What I want to do is change from the ADAM instance to a remote ADFS for authentication and authorization. The remote ADFS talks SAML but the Service Provider (SP) only talks with LDAP (and I cannot change the SP to talk SAML).

This suggests that I need to provide a LDAP to SAML converter (or bridge) to produce SAML messages from the SP's incoming LDAP authentication and authorization requests.

Currently it's like this:

          LDAP
  SP <------------> Authentication Server

I want it to look like this:

          LDAP                                                   SAML
  SP <------------> Authentication Server w/LDAP/SAML bridge <------------> ADFS

So essentially the current authentication server will cease to authenticate itself and will merely act as a "proxy" for passing on authentication/authorization requests and relaying responses back to the SP.

Is this possible? Does anyone have experience with this sort of effort? Are there any tools on the Net that could perform this bridge functionality?

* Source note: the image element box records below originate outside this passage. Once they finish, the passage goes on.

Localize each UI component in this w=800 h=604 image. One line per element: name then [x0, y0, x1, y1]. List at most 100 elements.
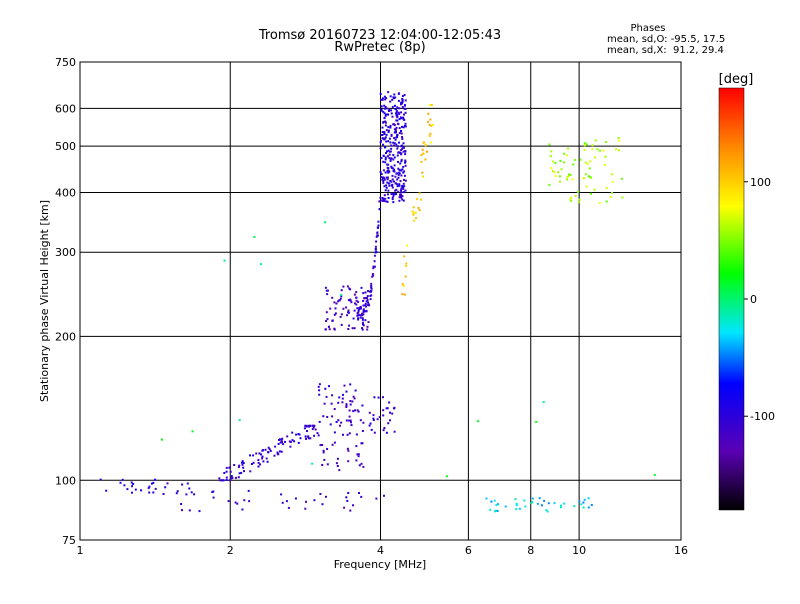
y-tick-label: 750 — [55, 56, 76, 69]
data-point — [394, 130, 397, 133]
data-point — [374, 245, 377, 248]
grid-lines — [80, 62, 681, 540]
data-point — [384, 114, 387, 117]
data-point — [236, 502, 239, 505]
data-point — [560, 168, 563, 171]
data-point — [331, 319, 334, 322]
data-point — [373, 254, 376, 257]
data-point — [514, 498, 517, 501]
data-point — [421, 148, 424, 151]
data-point — [400, 196, 403, 199]
stats-line-o: mean, sd,O: -95.5, 17.5 — [607, 34, 725, 45]
data-point — [390, 112, 393, 115]
data-point — [380, 139, 382, 142]
data-point — [386, 170, 389, 173]
data-point — [388, 170, 391, 173]
data-point — [420, 198, 423, 201]
data-point — [404, 275, 407, 278]
data-point — [338, 299, 341, 302]
data-point — [388, 157, 391, 160]
data-point — [554, 162, 557, 164]
data-point — [346, 285, 349, 288]
data-point — [404, 104, 406, 107]
data-point — [311, 428, 314, 431]
data-point — [382, 429, 385, 432]
data-point — [348, 324, 350, 327]
data-point — [404, 189, 407, 192]
data-point — [417, 206, 420, 209]
data-point — [355, 296, 358, 299]
data-point — [384, 171, 387, 174]
data-point — [397, 151, 400, 154]
data-point — [394, 104, 396, 107]
data-point — [402, 199, 405, 202]
data-point — [318, 420, 321, 423]
data-point — [161, 438, 163, 441]
data-point — [388, 137, 391, 140]
data-point — [397, 160, 399, 163]
data-point — [393, 164, 396, 167]
data-point — [396, 183, 399, 186]
data-point — [333, 408, 336, 410]
data-point — [427, 120, 430, 123]
data-point — [340, 323, 343, 326]
data-point — [360, 306, 362, 309]
data-point — [398, 184, 401, 187]
data-point — [538, 497, 541, 500]
chart-subtitle: RwPretec (8p) — [334, 40, 425, 55]
data-point — [389, 95, 392, 98]
data-point — [590, 192, 592, 195]
data-point — [361, 312, 364, 315]
data-point — [365, 300, 368, 303]
y-tick-label: 300 — [55, 246, 76, 259]
data-point — [395, 119, 398, 122]
data-point — [590, 504, 593, 506]
data-point — [238, 472, 241, 475]
data-point — [396, 134, 399, 137]
data-point — [387, 171, 390, 174]
x-tick-label: 2 — [227, 544, 234, 557]
data-point — [389, 159, 392, 162]
data-point — [385, 200, 388, 203]
data-point — [400, 130, 402, 132]
data-point — [225, 466, 228, 469]
data-point — [396, 147, 399, 150]
data-point — [364, 302, 367, 305]
data-point — [402, 116, 405, 119]
data-point — [347, 460, 350, 463]
data-point — [348, 287, 351, 290]
data-point — [378, 200, 381, 203]
data-point — [326, 289, 329, 292]
data-point — [325, 495, 327, 498]
data-point — [152, 481, 155, 484]
data-point — [309, 424, 312, 427]
data-point — [540, 504, 543, 507]
data-point — [404, 125, 407, 128]
data-point — [105, 489, 108, 492]
data-point — [379, 147, 382, 150]
data-point — [311, 462, 314, 465]
data-point — [385, 431, 388, 434]
data-point — [361, 430, 364, 432]
data-point — [356, 307, 359, 310]
data-point — [574, 194, 577, 197]
data-point — [398, 168, 401, 171]
data-point — [389, 141, 392, 144]
data-point — [383, 494, 385, 497]
data-point — [611, 173, 614, 176]
x-tick-label: 4 — [377, 544, 384, 557]
data-point — [418, 192, 421, 195]
data-point — [402, 187, 405, 190]
data-point — [284, 440, 286, 443]
data-point — [573, 159, 576, 161]
data-point — [391, 186, 394, 189]
data-point — [569, 174, 572, 176]
data-point — [398, 118, 401, 120]
data-point — [401, 106, 404, 108]
data-point — [551, 170, 554, 173]
data-point — [375, 497, 378, 500]
data-point — [397, 167, 400, 170]
data-point — [367, 304, 370, 306]
data-point — [333, 327, 336, 330]
data-point — [397, 173, 400, 176]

The current authentication/authorization server runs on gasp Windows 2003 but I do have the option of porting it to a newer version of Windows Server.

I have tried using OneLogin with the SAML toolkit/Flask websever, and writing my own Python module for handling the SP's requests but I'm getting bogged down with that code (and exposing my own Python limitations)

I also tried SimpleSAMLphp but determined that the LDAP stuff they support is for the IDP side rather than the SP side. The system performs SP-side initiatation.

Answer 1

Have you considered using ADFS to LDAP directly?

Your application would then use ADAL / MSAL to connect.